Henry is asked to find the exact value of \( \cos \frac{10 \pi}{3} \). His steps are shown below. 1. Subtract \( 2 \pi \) from \( \frac{10 \pi}{3} \) as many times as possible: \( \frac{10 \pi}{3}-2 \pi=\frac{4 \pi}{3} \) 2. Find the reference angle for \( \frac{4 \pi}{3}: \frac{3 \pi}{2}-\frac{4 \pi}{3}=\frac{\pi}{6} \). 3. The cosine value for \( \frac{\pi}{6} \) is \( \frac{\sqrt{3}}{2} \). 4. The cosine value is positive because \( \frac{\pi}{6} \) is in the first quadrant. Which of the following describes Henry's errors?

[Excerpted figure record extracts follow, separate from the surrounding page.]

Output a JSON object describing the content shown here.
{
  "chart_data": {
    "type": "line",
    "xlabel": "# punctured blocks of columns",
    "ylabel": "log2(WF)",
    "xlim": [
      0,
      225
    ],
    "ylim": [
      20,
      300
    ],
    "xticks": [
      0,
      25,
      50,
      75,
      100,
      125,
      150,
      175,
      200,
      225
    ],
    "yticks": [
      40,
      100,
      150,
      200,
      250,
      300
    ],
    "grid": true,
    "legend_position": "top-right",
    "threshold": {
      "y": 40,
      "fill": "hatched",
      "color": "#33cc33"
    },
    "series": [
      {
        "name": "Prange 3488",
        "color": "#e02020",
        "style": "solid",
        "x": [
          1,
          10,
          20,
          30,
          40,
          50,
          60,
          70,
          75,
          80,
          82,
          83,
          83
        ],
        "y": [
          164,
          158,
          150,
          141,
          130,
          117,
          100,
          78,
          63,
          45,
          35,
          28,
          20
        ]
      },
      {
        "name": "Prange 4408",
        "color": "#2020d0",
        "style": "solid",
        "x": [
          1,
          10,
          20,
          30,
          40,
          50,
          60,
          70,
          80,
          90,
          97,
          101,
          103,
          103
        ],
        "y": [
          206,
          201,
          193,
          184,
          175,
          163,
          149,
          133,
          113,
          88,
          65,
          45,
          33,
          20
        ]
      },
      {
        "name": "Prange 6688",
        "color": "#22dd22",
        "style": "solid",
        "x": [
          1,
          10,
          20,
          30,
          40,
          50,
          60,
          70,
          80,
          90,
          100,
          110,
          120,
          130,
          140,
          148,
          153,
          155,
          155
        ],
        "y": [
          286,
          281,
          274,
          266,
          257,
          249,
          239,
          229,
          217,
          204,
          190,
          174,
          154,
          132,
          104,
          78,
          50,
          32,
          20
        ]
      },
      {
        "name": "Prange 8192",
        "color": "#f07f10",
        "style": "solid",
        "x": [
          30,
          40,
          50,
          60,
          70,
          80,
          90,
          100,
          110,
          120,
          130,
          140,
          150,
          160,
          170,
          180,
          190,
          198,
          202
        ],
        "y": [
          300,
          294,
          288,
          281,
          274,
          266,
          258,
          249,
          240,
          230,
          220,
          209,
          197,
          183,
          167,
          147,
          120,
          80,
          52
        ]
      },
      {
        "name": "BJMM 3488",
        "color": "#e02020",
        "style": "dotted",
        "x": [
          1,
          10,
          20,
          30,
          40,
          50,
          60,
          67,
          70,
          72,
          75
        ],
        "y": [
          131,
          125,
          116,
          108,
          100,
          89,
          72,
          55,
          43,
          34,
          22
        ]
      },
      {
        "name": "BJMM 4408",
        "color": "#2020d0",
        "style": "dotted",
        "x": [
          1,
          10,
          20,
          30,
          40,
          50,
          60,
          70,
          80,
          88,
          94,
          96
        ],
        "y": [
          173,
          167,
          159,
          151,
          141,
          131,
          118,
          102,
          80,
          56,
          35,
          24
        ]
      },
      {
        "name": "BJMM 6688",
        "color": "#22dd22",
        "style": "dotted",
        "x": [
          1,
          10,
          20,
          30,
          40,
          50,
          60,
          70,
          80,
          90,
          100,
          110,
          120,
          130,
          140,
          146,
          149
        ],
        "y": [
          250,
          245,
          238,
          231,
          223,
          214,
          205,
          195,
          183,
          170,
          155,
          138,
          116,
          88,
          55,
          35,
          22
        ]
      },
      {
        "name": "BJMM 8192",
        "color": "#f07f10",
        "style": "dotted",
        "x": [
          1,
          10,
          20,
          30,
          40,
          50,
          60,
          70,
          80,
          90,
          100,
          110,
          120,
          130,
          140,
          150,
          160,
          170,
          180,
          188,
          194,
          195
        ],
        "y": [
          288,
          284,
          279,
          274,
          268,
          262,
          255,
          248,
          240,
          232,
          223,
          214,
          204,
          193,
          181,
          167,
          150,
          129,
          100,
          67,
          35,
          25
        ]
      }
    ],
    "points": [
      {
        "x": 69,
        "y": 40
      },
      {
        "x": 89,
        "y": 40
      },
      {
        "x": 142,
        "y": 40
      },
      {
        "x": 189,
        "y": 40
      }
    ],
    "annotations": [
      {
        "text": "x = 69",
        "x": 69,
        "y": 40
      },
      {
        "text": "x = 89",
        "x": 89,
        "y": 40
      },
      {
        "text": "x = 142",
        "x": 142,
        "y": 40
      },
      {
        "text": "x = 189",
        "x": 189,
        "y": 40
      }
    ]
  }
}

Henry made two main errors: - In step 2, the reference angle for an angle in the third quadrant is found by subtracting \( \pi \) from the angle. For \(\frac{4\pi}{3}\), the correct reference angle is: \[ \frac{4\pi}{3} - \pi = \frac{\pi}{3}. \] Henry incorrectly computed it as: \[ \frac{3\pi}{2} - \frac{4\pi}{3} = \frac{\pi}{6}. \] - In step 4, the cosine of an angle in the third quadrant should be negative. Even if the reference angle were correctly identified (as \(\frac{\pi}{3}\)), the cosine value is: \[ \cos \frac{\pi}{3} = \frac{1}{2}, \] so the actual value should be: \[ \cos \frac{4\pi}{3} = -\frac{1}{2}. \] Henry mistakenly used the cosine value for \(\frac{\pi}{6}\) and assumed it was positive. Thus, Henry’s errors are miscalculation of the reference angle and incorrect determination of the sign of the cosine in the third quadrant.